Erin Jordan has worked as an investigative reporter since 2010 for The (Cedar Rapids) Gazette, where recently she’s covered topics including water quality, school seclusion practices and gender equity in sports. She spearheads The Gazette’s Fact Checker team, which checks claims from Iowa politicians/candidates and claims about Iowa. Jordan is a founding board member and board president of the Iowa Center for Public Affairs Journalism, or IowaWatch, and teaches investigative reporting at the University of Iowa summer journalism workshop. Prior to her work at The Gazette, Jordan was the Iowa City bureau reporter for the Des Moines Register.
Ashley Luthern is a reporter for the Milwaukee Journal Sentinel covering public safety and breaking news. She was the Journal Sentinel's lead reporter for Precious Lives, a two-year media collaboration to examine the causes and consequences of gun violence on local youth which was honored as a Peabody finalist. And in 2016, she led the Journal Sentinel’s coverage of a fatal police shooting. The incident led to unrest in Milwaukee’s Sherman Park neighborhood. Before joining the Journal Sentinel, she was a reporter for The Vindicator in Youngstown, Ohio.
Jenni Monet is an independent journalist chronicling Indigenous justice issues in the U.S. and abroad. She's a routine contributor to the Center for Investigative Reporting, PBS NewsHour, Columbia Journalism Review, PRI The World, and more. In 2017, Monet received top honors for her coverage of the Dakota Access Pipeline protests. Monet studied journalism at Columbia University where she earned an MA in International Politics with a concentration in Indigenous Human Rights Policy. She is a tribal citizen of the Pueblo of Laguna, a tribal nation in New Mexico, and lives between New York and Tucson when not on assignment.

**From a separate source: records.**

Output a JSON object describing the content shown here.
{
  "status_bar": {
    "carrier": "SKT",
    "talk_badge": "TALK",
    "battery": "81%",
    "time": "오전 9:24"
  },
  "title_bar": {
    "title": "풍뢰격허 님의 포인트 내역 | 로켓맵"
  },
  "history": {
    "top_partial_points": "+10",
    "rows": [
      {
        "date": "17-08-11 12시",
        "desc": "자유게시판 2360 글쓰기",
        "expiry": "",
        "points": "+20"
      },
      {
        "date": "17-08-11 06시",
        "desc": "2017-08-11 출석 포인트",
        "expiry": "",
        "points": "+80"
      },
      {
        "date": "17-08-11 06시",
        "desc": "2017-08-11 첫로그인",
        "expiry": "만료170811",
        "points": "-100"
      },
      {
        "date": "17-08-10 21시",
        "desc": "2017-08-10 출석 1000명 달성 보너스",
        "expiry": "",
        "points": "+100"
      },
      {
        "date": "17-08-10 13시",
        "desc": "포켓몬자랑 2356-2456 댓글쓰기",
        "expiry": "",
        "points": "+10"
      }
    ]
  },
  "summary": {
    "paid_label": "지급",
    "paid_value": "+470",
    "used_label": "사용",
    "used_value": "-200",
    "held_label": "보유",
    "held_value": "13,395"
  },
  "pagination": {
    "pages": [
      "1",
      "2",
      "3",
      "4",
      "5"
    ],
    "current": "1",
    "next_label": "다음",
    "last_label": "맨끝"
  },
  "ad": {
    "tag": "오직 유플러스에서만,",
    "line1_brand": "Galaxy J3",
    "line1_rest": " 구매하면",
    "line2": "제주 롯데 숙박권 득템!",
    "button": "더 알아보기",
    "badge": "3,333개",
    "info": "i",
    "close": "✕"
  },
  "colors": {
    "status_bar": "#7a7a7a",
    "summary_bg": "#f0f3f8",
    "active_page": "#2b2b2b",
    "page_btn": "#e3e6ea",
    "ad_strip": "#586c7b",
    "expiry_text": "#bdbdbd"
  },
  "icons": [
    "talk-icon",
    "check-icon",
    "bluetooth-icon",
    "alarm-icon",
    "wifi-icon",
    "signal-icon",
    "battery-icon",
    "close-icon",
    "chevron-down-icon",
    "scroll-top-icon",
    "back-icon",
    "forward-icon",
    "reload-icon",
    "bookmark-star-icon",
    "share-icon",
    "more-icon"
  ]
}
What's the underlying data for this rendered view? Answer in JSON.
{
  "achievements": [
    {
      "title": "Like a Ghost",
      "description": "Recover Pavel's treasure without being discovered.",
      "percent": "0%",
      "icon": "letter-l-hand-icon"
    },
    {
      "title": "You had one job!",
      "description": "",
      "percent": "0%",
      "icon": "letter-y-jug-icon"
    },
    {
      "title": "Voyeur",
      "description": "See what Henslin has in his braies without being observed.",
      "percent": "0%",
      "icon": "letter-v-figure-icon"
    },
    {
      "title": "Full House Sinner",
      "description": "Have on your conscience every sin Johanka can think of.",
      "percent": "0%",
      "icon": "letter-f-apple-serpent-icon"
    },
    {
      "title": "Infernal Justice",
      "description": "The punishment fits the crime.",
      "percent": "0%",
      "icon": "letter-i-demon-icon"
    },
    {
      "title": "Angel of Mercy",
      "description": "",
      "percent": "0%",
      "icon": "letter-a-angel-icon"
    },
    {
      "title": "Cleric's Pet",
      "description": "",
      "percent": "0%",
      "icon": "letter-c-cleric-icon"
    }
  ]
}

Katie Worth is a reporter on FRONTLINE’s digital team and former enterprise reporter for the San Francisco Examiner. In 2011 she moved to Santiago, Chile, where she spent three years admiring the Andes, eating too many empanadas and freelancing stories for Scientific American, National Geographic, Slate and Vice. One story she wrote for Scientific American was selected for inclusion in The Best American Science and Nature Writing anthology of 2016, and her investigation for FRONTLINE into the systemic inequality underpinning the Zika’s explosion in northwest Brazil was recognized as a finalist for the National Institute of Health Care Management Research and Journalism Awards for digital coverage.